If an engineer needs to display pressure images in variable viewpoints, the CTPS allows rotation of the data in 90° increments for the most intuitive orientation. Similarly, pressure ranges can be selected to provide optimum viewing, regardless of weight. Contact force measurement data can be displayed via a mapping image with numerical data, color bar and comments. Images themselves are importable as bitmaps to other software documentation; the data itself may be exported in formats compatible with most spreadsheet software.
The CTPS outlined here has potential for revolutionizing how low to medium contact pressure information is both captured and interpreted. Employing this technique allows the scientific and systematic collection and analysis of data in very low pressure ranges that was, until very recently, unattainable.
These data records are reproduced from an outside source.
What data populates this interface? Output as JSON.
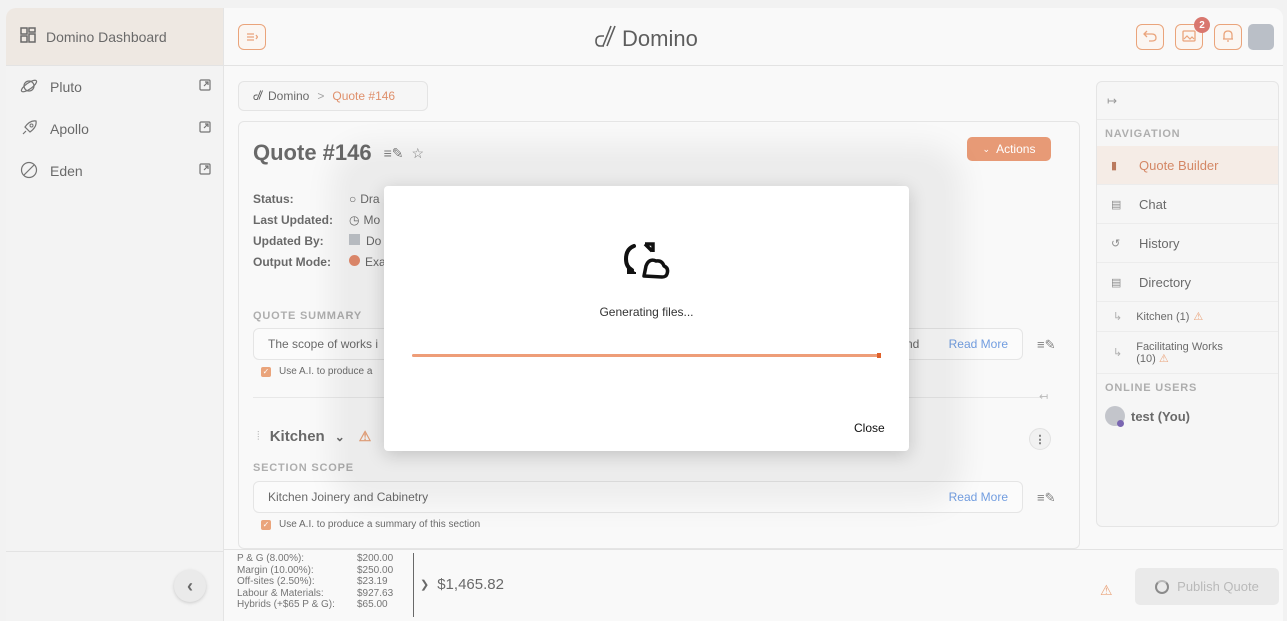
{
  "sidebar": {
    "header_label": "Domino Dashboard",
    "items": [
      {
        "label": "Pluto",
        "icon": "planet-icon"
      },
      {
        "label": "Apollo",
        "icon": "rocket-icon"
      },
      {
        "label": "Eden",
        "icon": "circle-slash-icon"
      }
    ],
    "collapse_glyph": "‹"
  },
  "topbar": {
    "brand": "Domino",
    "notification_count": "2"
  },
  "breadcrumb": {
    "root": "Domino",
    "separator": ">",
    "current": "Quote #146"
  },
  "quote": {
    "title": "Quote #146",
    "actions_label": "Actions",
    "status_label": "Status:",
    "status_value": "Dra",
    "last_updated_label": "Last Updated:",
    "last_updated_value": "Mo",
    "updated_by_label": "Updated By:",
    "updated_by_value": "Do",
    "output_mode_label": "Output Mode:",
    "output_mode_value": "Exa",
    "summary_heading": "QUOTE SUMMARY",
    "summary_text_start": "The scope of works i",
    "summary_text_end": "nd",
    "read_more": "Read More",
    "ai_checkbox_partial": "Use A.I. to produce a"
  },
  "kitchen": {
    "title": "Kitchen",
    "scope_heading": "SECTION SCOPE",
    "scope_text": "Kitchen Joinery and Cabinetry",
    "read_more": "Read More",
    "ai_checkbox": "Use A.I. to produce a summary of this section"
  },
  "right_panel": {
    "navigation_heading": "NAVIGATION",
    "nav_items": [
      {
        "label": "Quote Builder",
        "icon": "document-icon",
        "active": true
      },
      {
        "label": "Chat",
        "icon": "chat-icon",
        "active": false
      },
      {
        "label": "History",
        "icon": "history-icon",
        "active": false
      },
      {
        "label": "Directory",
        "icon": "directory-icon",
        "active": false
      }
    ],
    "sections": [
      {
        "label": "Kitchen (1)"
      },
      {
        "label_line1": "Facilitating Works",
        "label_line2": "(10)"
      }
    ],
    "online_heading": "ONLINE USERS",
    "user": "test (You)"
  },
  "footer": {
    "costs": [
      {
        "label": "P & G (8.00%):",
        "value": "$200.00"
      },
      {
        "label": "Margin (10.00%):",
        "value": "$250.00"
      },
      {
        "label": "Off-sites (2.50%):",
        "value": "$23.19"
      },
      {
        "label": "Labour & Materials:",
        "value": "$927.63"
      },
      {
        "label": "Hybrids (+$65 P & G):",
        "value": "$65.00"
      }
    ],
    "total": "$1,465.82",
    "publish_label": "Publish Quote"
  },
  "modal": {
    "message": "Generating files...",
    "progress": 0.997,
    "close_label": "Close"
  },
  "colors": {
    "accent": "#dc6a35",
    "link": "#2f6fd1",
    "warning": "#e0793d"
  }
}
Incorporating this system into an overall R&D, quality control (QC)/quality assurance (QA) or production program will aid in compliance with ISO 9001 standards. The use of this CTPS system with its information capture and analysis abilities lends statistical control and qualification to this aspect of a QC program. The time saved in understanding the contact pressures at work in heat sink and other IC production will enable improved production and release capabilities. In an R&D capacity, merits of different pressure levels can be simultaneously analyzed for comparison.